The Doctrine of Radical Acceptance

One of my core organizing principles is that the only way is forward. When you’re tired, keep going. When it gets hard, keep going. When you fail, start over. Keep going. Sometimes this is difficult, but it’s the only way. This is true on the trail, and it’s true in life.

In light of this basic idea, self-pity is one of my worst vices. In different times, I rode the downward spiral of self-pity into some serious psycho-emotional trauma. Self-inflicted defeats. Maudlin inertia. Long term depression.

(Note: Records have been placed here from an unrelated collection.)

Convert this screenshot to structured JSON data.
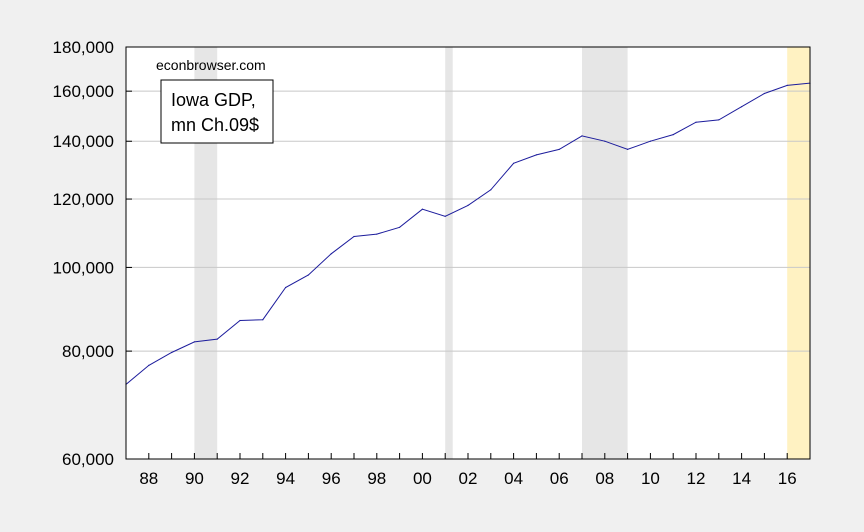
{
  "chart_data": {
    "type": "line",
    "title": "",
    "xlabel": "",
    "ylabel": "",
    "source_label": "econbrowser.com",
    "legend_lines": [
      "Iowa GDP,",
      "mn Ch.09$"
    ],
    "y_scale": "log",
    "ylim": [
      60000,
      180000
    ],
    "xlim": [
      1987,
      2017
    ],
    "y_ticks": [
      60000,
      80000,
      100000,
      120000,
      140000,
      160000,
      180000
    ],
    "y_tick_labels": [
      "60,000",
      "80,000",
      "100,000",
      "120,000",
      "140,000",
      "160,000",
      "180,000"
    ],
    "x_ticks": [
      1988,
      1990,
      1992,
      1994,
      1996,
      1998,
      2000,
      2002,
      2004,
      2006,
      2008,
      2010,
      2012,
      2014,
      2016
    ],
    "x_tick_labels": [
      "88",
      "90",
      "92",
      "94",
      "96",
      "98",
      "00",
      "02",
      "04",
      "06",
      "08",
      "10",
      "12",
      "14",
      "16"
    ],
    "recessions": [
      [
        1990,
        1991
      ],
      [
        2001,
        2001.33
      ],
      [
        2007,
        2009
      ]
    ],
    "forecast_band": [
      2016,
      2017
    ],
    "grid": "horizontal",
    "line_color": "#1c1c9c",
    "recession_color": "#e6e6e6",
    "forecast_color": "#fff2c2",
    "series": [
      {
        "x": [
          1987,
          1988,
          1989,
          1990,
          1991,
          1992,
          1993,
          1994,
          1995,
          1996,
          1997,
          1998,
          1999,
          2000,
          2001,
          2002,
          2003,
          2004,
          2005,
          2006,
          2007,
          2008,
          2009,
          2010,
          2011,
          2012,
          2013,
          2014,
          2015,
          2016,
          2017
        ],
        "y": [
          73200,
          77000,
          79700,
          82000,
          82600,
          86800,
          87000,
          94800,
          98000,
          103700,
          108600,
          109300,
          111300,
          116800,
          114600,
          118000,
          123000,
          132000,
          135000,
          137000,
          142000,
          140000,
          137000,
          140000,
          142500,
          147300,
          148200,
          153500,
          159000,
          162500,
          163500
        ]
      }
    ]
  }
}
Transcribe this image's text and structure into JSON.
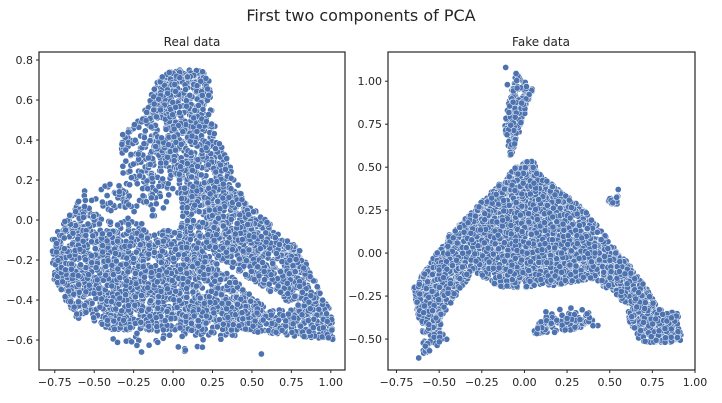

Fortunately, I know better now. The siren song of self-pity still rings in my ears occasionally, but I ignore it.

What changed?

I don’t want to bore you with the long, torturous tale of my recovery from addiction, although I probably will at some point. But, 12-step programs have to deal with self-pity as a primary character defect of self-destructive people, and there is a particular passage, in the vast cannon of recovery lit, that I have turned to more than any other to aid my ability to move forward through life. It goes like this (edited by me for brevity and to omit some stuff I don’t buy):

“And acceptance is the answer to all my problems today. When I am disturbed, it is because I find some person, place, thing or situation – some fact of my life – unacceptable to me, and I can find no serenity until I accept that person, place, thing or situation as being exactly the way it is supposed to be at this moment...unless I accept life completely on life’s terms, I cannot be happy. I need to concentrate not so much on what needs to be changed in the world as on what needs to be changed in me and in my attitudes.”

I have not ever read a more complete and succinct statement of how to live a good life. This is The Doctrine of Radical Acceptance, applicable to any and every moment in my life, if only I could apply it in all those moments instead of thinking of it after the fact, once I’ve already detoured down the road of self-pity and magical thinking.

On the trail, at the thin end of my resources, when the sweat is running down my shins and my heart rate refuses to plane, I get angry. I wish myself someplace else, or better, someone else, someone stronger, someone more patient, more stoic, more experienced, or even just someone sitting in a chair. That’s when I engage in fervent magical thinking, trying to will my heart to a more settled place. That’s when I wish the sun would fall from the sky and leave me in a cooler, drier place. In those moments, I could implode.

But if the only way is forward, then I have to accept it all and go on.

Listen, life is non-linear. Sometimes you’re living your best life, and then things take a hard turn for the worse. Loved ones get sick, maybe die. Your kids struggle. Depression sets in, from nowhere, and it takes everything you’ve got to get back on track. That’s how it goes.

The Doctrine of Radical Acceptance says, so what? What are you going to do about it? If you can’t do something about it, acknowledge it and move on. The only way is forward.